Other foods believed ideal in cancer prevention, in particular, include whole grains, like oats and brown rice, and fish, like salmon or tuna. Kidney beans, chickpeas, lentils, peanuts, and tofu are recommended by health professionals, as well. In cooking up any of these goodies, use oils high in omega-3 fats, like canola or flaxseed oil.
Keep your drinking in check. Limit any alcohol consumption to no more than two drinks per day. Beverages with caffeine should also be kept to a minimum. Instead, drink plenty of water to flush out the bladder. Tea drinkers should consider green tea, since men who consume this beverage have been found to have a reduced risk of prostate cancer.
Exercise regularly. Maintaining a healthy body weight reduces your risk of prostate cancer. So aim for at least 30 minutes of exercise most days of the week.
Get screened. Early detection can lead to treatment of a disease that will otherwise never cause a problem. As part of your general health screening, it may be a good idea to have an annual prostate examination performed. Who should have a prostate exam and when is very dependent upon one’s family history of prostate problems, as well as other risk factors. You should talk to your doctor about any urinary symptoms you’re experiencing that could warrant medical attention, like having less or more daily urine flow, a burning feeling when you urinate, and needing to get up to pee several times nightly.
Different groups, like the American Cancer Society and the U.S. Preventative Services Task Force, have different recommendations about the best age for and frequency of prostate exams. So be sure to talk to your physician about your personal risk and screening routine.

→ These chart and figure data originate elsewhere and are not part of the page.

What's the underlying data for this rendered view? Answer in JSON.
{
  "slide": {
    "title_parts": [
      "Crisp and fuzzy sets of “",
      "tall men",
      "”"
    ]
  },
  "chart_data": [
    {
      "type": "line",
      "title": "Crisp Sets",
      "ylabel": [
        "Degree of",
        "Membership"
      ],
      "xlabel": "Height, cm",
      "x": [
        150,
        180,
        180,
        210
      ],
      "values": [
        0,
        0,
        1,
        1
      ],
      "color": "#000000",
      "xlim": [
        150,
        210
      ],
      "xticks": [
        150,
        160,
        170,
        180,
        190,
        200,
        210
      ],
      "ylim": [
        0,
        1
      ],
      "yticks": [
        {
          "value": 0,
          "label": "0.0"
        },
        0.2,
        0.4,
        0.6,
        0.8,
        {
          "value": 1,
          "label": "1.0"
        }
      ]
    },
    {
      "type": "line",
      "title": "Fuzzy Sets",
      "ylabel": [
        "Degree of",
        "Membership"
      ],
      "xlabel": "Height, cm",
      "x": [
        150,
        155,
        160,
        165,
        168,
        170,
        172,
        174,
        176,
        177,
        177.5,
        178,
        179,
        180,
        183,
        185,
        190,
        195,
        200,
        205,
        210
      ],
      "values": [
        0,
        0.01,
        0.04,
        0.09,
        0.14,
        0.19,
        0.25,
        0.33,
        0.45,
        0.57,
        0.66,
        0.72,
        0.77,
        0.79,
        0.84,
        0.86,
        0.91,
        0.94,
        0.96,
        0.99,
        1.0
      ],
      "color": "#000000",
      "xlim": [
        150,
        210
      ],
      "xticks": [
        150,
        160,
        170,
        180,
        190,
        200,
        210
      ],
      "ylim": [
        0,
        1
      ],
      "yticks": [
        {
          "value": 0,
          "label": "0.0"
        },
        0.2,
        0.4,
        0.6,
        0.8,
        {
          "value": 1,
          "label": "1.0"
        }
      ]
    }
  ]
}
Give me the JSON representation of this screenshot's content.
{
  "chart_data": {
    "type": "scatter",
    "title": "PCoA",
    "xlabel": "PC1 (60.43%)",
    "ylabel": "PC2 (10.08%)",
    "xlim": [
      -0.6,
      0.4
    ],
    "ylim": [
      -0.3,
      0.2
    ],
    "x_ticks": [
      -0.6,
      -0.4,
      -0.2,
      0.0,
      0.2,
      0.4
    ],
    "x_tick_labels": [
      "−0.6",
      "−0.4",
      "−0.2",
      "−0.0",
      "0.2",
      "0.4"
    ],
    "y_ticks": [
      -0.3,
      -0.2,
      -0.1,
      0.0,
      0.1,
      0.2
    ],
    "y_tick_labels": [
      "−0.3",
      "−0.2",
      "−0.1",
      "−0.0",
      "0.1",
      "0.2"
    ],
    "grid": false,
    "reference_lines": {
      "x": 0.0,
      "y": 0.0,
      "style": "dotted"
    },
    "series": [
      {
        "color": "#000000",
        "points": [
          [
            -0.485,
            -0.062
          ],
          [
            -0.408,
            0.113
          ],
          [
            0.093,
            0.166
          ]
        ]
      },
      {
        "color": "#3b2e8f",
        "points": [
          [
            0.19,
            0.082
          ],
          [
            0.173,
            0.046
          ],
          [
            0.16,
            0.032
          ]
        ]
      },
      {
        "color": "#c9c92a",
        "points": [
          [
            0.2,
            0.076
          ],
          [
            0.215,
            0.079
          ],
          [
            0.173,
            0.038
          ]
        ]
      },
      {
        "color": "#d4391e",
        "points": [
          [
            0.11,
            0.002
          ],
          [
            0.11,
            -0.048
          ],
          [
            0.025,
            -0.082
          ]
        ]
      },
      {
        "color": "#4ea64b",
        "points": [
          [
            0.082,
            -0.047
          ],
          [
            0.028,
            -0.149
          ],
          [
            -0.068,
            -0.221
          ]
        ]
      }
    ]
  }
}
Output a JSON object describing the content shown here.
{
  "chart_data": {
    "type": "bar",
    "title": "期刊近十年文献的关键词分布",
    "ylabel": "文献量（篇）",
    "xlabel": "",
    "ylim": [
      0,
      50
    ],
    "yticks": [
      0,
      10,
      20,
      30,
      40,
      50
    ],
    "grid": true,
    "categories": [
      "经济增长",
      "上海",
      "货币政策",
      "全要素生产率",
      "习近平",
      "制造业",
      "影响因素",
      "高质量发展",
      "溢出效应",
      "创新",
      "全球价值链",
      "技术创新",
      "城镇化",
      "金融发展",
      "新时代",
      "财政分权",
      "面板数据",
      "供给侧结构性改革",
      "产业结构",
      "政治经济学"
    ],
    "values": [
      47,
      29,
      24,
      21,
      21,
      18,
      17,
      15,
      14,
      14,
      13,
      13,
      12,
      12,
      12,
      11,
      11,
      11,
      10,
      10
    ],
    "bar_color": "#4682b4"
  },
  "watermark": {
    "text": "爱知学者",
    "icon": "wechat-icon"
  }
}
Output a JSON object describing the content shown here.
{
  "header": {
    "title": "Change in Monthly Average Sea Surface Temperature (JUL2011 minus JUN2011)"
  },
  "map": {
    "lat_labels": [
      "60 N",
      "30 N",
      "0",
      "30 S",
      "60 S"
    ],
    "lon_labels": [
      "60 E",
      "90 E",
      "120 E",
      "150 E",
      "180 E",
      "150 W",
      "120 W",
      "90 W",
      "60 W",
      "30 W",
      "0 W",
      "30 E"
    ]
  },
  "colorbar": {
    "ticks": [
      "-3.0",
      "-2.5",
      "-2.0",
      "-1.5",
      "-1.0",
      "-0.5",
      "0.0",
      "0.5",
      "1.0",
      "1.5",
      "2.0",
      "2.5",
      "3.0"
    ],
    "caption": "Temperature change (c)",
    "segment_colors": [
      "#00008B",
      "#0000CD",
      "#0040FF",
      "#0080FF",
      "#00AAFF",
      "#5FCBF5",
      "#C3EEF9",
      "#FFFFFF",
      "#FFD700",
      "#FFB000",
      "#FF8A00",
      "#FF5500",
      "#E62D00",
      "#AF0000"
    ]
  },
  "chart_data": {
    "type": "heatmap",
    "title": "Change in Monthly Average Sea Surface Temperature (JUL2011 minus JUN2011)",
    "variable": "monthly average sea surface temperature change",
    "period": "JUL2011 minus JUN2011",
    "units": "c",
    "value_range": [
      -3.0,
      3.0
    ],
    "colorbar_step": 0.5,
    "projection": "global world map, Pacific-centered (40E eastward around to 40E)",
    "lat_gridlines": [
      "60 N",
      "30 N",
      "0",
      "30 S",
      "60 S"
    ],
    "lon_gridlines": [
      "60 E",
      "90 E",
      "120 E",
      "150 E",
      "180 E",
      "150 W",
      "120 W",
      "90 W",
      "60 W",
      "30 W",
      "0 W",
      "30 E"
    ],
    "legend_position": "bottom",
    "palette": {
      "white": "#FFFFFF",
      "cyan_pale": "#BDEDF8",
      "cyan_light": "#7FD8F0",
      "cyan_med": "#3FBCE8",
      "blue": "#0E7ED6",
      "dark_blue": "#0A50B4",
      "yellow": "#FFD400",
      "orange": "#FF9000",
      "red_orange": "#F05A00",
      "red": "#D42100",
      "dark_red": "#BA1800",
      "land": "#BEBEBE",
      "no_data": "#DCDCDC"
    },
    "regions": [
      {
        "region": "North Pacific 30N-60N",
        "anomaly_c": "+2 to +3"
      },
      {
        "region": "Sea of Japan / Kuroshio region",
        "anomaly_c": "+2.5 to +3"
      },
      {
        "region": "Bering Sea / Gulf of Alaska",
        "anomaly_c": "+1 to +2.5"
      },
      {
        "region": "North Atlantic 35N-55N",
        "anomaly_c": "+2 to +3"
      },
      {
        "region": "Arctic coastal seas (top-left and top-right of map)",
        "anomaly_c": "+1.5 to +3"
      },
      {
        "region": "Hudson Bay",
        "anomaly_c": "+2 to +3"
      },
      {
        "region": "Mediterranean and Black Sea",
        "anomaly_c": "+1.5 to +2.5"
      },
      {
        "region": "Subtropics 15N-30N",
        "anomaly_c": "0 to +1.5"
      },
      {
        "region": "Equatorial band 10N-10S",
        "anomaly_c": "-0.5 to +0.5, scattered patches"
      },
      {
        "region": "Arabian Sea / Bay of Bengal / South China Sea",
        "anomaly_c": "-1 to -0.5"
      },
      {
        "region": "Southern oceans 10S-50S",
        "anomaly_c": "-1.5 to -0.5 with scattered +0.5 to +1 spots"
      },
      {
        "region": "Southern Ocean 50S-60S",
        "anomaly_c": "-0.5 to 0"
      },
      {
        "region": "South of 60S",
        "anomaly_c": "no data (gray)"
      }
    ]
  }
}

If recommended, a prostate exam is a painless procedure that involves your doctor performing a digital rectal examination. A blood test to measure your PSA (prostate-specific antigen) as a possible prostate cancer indicator may also be recommended once a man turns 50.
Limit your number of sexual partners. Research out of the Karolinska Institute in Stockholm has found that promiscuity increases a man’s risk of developing prostate cancer later in life. This is because having more than one lover increases his risk for contracting HPV, human papilloma virus, which is thought to trigger genetic mutations that could eventually lead to cancer.
If you choose to have more than one sexual partner, then practice safer sex. While a condom can’t provide complete protection against HPV, it can reduce the risk of transmission.
Ejaculate regularly. One major study out of the National Cancer Institute found that men who have an active sex life have a reduced risk of prostate cancer later in life. Findings, stemming from 30,000 participants, indicated that men who ejaculate 13 to 20 times per month have a 14% lower risk of prostate cancer than those who ejaculate, on average, 4 to 7 times per month for most of their adult life. Those who ejaculated up to 21 times monthly had a 33% lower lifetime risk of prostate cancer than the study’s baseline group.
Such complements an Australian study, which reported that regular masturbation cuts a man’s risk of developing prostate cancer. In an investigation involving over 2,250 men, researchers found that those who had ejaculated the most between ages 20 and 50 were the least likely to develop cancer. Those who ejaculated over 5 times per week were one-third less likely to develop prostate cancer.
So whether with a lover or during self-pleasuring, strive to ejaculate more often than not in further maintaining your prostate health. Regardless, such efforts are sure to boost your quality of life.